In den Neunzigerjahren machten die aufwendigen Schutzbemühungen die schwerste flugfähige Vogelart des Landes weithin bekannt. Der Schutz umfasst ein breites Spektrum an Maßnahmen von Lebensraumverbesserungen zur Minimierung von Störungen, zum Beispiel durch Besucherlenkung, oder die Bestandsstützung durch Auswilderung von Jungvögeln, die von Menschenhand aufgezogen wurden. Die extensive Bewirtschaftung der Landwirtschaftsflächen ist dauerhaft erforderlich und kommt auch vielen anderen Tier- und Pflanzenarten zugute.

Auf diesen Flächen wurden bereits zahlreiche Rote-Liste-Arten nachgewiesen, darunter auch solche, die in Brandenburg bereits als ausgestorben galten. „Die Landwirte in den drei Großtrappenschutzgebieten bleiben damit die wichtigsten Verbündeten für die Vogelschutzwarte und den Förderverein Großtrappenschutz“, so das Fazit.

Großtrappen brauchen Ruhe, Hinweis auf dem Weg zum Beobachtungsturm Foto: Weirauch
Großtrappen brauchen Ruhe, Hinweis auf dem Weg zum Beobachtungsturm Foto: Weirauch

„Ein Wermutstropfen bleibt die Tatsache, dass außerhalb der gezäunten Areale nur zwei Jungvögel flügge geworden sind“, heißt es in der Bilanz für 2015 der Vogelschutzwarte Buckow. Daher sehen die staatlichen Naturschützer fuchssichere Einzäunungen von 15 bis 30 Hektar Umfang als derzeit beste Strategie an, um mit dem hohen Druck auf die Bruten durch Beutegreifer, darunter füchse und Waschbären, umzugehen. Mit dem Gespür für Sicherheit suchen viele freilebende Großtrappen-Hennen diese eingezäunten Flächen gezielt zur Brut auf. Sobald die Jungvögel fliegen können, nutzen viele der Vogel-Familien die umliegenden Flächen.

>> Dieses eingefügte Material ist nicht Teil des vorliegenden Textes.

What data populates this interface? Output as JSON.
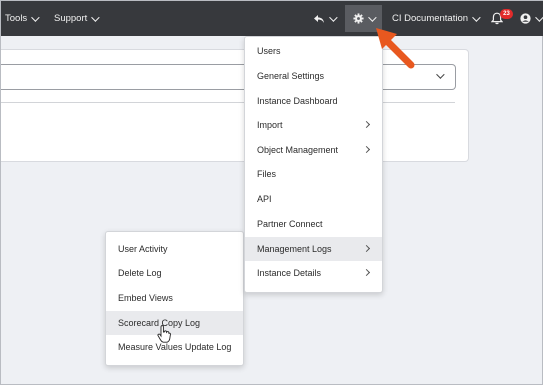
{
  "topbar": {
    "tools_label": "Tools",
    "support_label": "Support",
    "instance_label": "CI Documentation",
    "notification_count": "23"
  },
  "settings_menu": {
    "items": [
      {
        "label": "Users"
      },
      {
        "label": "General Settings"
      },
      {
        "label": "Instance Dashboard"
      },
      {
        "label": "Import"
      },
      {
        "label": "Object Management"
      },
      {
        "label": "Files"
      },
      {
        "label": "API"
      },
      {
        "label": "Partner Connect"
      },
      {
        "label": "Management Logs"
      },
      {
        "label": "Instance Details"
      }
    ]
  },
  "logs_menu": {
    "items": [
      {
        "label": "User Activity"
      },
      {
        "label": "Delete Log"
      },
      {
        "label": "Embed Views"
      },
      {
        "label": "Scorecard Copy Log"
      },
      {
        "label": "Measure Values Update Log"
      }
    ]
  },
  "colors": {
    "topbar": "#37393d",
    "annotation_arrow": "#e8581f",
    "badge": "#e32b2b"
  }
}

Insgesamt gibt es wieder 259 Großtrappen in Deutschland. Seit dem Inkrafttreten des Memorandums of Understanding für die Großtrappe im Jahr 2001 ist die Tagung in Bad Belzig die vierte Mitgliedsstaatenkonferenz und die erste, die in Deutschland stattfindet. Die Tagung wird von dem in Bonn ansässigen Verbindungsbüro des UN-Übereinkommens zum Schutz wandernder, wildlebender Tierarten (Convention on Migratory Species CMS – Bonner Konvention) in Zusammenarbeit mit dem Brandenburger Umweltministerium und der zum Landesamt für Umwelt gehörenden Staatlichen Vogelschutzwarte mit Sitz in Nennhausen organisiert.

Marcus Borchert vom Verein Großtrappenschutz informiert einfachraus.eu über Beobachtungsmöglichkeiten. Beobachtungen von Großtrappen erfordern ein gutes Fernglas, Ausdauer und viel Glück. Im Winter halten sich die Trappen in kleinen Gruppen vor allem auf Rapsäckern auf. Balzzeit der scheuen Tiere ist von Mitte März bis Mitte Mai. In dieser Zeit werden geführte Wanderungen und Beobachtungstermine angeboten.

Großtrappen gucken

 ❏ im Naturschutzgebiet „Belziger Landschaftswiesen“

  • Staatliche Vogelschutzwarte Außenstelle Baitz, Im Winkel 13, 14822 Brück, OT Baitz
  • Veranstalter: Naturwacht Hoher Fläming
  • Naturparkzentrum Hoher Fläming in Raben; Tel. 033848/60004, E-Mail: info@flaeming.net
  • Empfohlene Anreise: RE 7 bis Bahnhof Baitz, von dort ca. 15 min. Fußweg

 ❏ im Gebiet des Havelländischen Luches

Förderverein Großtrappenschutz e.V. in Buckow bei Nennhausen.  Etwa 2 km südöstlich, nahe Garlitz, stehen direkt im Balzgebiet zwei Beobachtungstürme, die frei zugänglich sind.